The TEAM Course teaches the following indications for intubation

  • The apnoeic patient
  • Patient with an obstructed or partially obstructed airway where basic care is ineffective
  • Patient requiring invasive respiratory support for oxygenation or ventilator failure
  • Patient in whom basic airway care is effective, but whose predicted clinical course includes a high probability of airway obstruction, aspiration or ventilator failure.

It is in this final cohort of patients that the patient with the decreased GCS lies. In these patients a systematic review of the risks vs benefits of intubation and ventilation needs to occur. In the meantime we are left to make a pragmatic evaluation of the risk of a difficult or complicated intubation against the risk of airway compromise in the context of the patient’s likely clinical course; is this a likely short lived toxidrome or are they likely to improve in the next short period?

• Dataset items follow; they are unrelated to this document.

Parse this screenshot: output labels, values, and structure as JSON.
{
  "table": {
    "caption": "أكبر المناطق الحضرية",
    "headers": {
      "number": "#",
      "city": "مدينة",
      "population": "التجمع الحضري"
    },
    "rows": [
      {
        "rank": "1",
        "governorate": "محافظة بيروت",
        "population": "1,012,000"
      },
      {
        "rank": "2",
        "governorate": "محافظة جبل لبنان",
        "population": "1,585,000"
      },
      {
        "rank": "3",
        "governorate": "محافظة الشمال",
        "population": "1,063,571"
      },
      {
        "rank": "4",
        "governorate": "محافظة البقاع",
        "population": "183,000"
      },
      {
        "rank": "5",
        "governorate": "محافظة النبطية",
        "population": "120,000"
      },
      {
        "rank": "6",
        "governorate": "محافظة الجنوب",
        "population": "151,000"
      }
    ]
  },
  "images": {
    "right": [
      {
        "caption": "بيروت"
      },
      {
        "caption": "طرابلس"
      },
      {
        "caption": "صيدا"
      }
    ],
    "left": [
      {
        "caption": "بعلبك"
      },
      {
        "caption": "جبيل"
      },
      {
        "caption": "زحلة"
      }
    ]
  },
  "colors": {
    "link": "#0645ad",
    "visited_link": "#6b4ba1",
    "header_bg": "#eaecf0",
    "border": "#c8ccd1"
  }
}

So, in summary; don’t ignore that GCS but maybe beware of decision making purely on that magic number 8…

Simon Laing

References

Advanced trauma life support (ATLS®): the ninth edition. J Trauma Acute Care Surg. 2013;74(5):1363-6.Teasdale G, Jennett B. Assessment of coma and impaired consciousness. A practical scale. Lancet. 1974;2(7872):81-4.

Teasdale G, Maas A, Lecky F, Manley G, Stocchetti N, Murray G. The Glasgow Coma Scale at 40 years: standing the test of time. Lancet Neurol. 2014;13(8):844-54.

Duncan R, Thakore S. Decreased Glasgow Coma Scale score does not mandate endotracheal intubation in the emergency department. J Emerg Med. 2009;37(4):451-5.

Green SM. Cheerio, laddie! Bidding farewell to the Glasgow Coma Scale. Ann Emerg Med. 2011;58(5):427-30.

Healey C, Osler TM, Rogers FB, et al. Improving the Glasgow Coma Scale score: motor score alone is a better predictor. J Trauma. 2003;54(4):671-8.

Isbister GK, Downes F, Sibbritt D, Dawson AH, Whyte IM. Aspiration pneumonitis in an overdose population: frequency, predictors, and outcomes. Crit Care Med. 2004;32(1):88-93.

Adnet F, Baud F. Relation between Glasgow Coma Scale and aspiration pneumonia. Lancet. 1996;348(9020):123-4.

Kulig K, Rumack BH, Rosen P. Gag reflex in assessing level of consciousness. Lancet. 1982;1(8271):565.

Rotheray KR, Cheung PS, Cheung CS, et al. What is the relationship between the Glasgow coma scale and airway protective reflexes in the Chinese population?. Resuscitation. 2012;83(1):86-9.

Moulton C, Pennycook A, Makower R. Relation between Glasgow coma scale and the gag reflex. BMJ. 1991;303(6812):1240-1.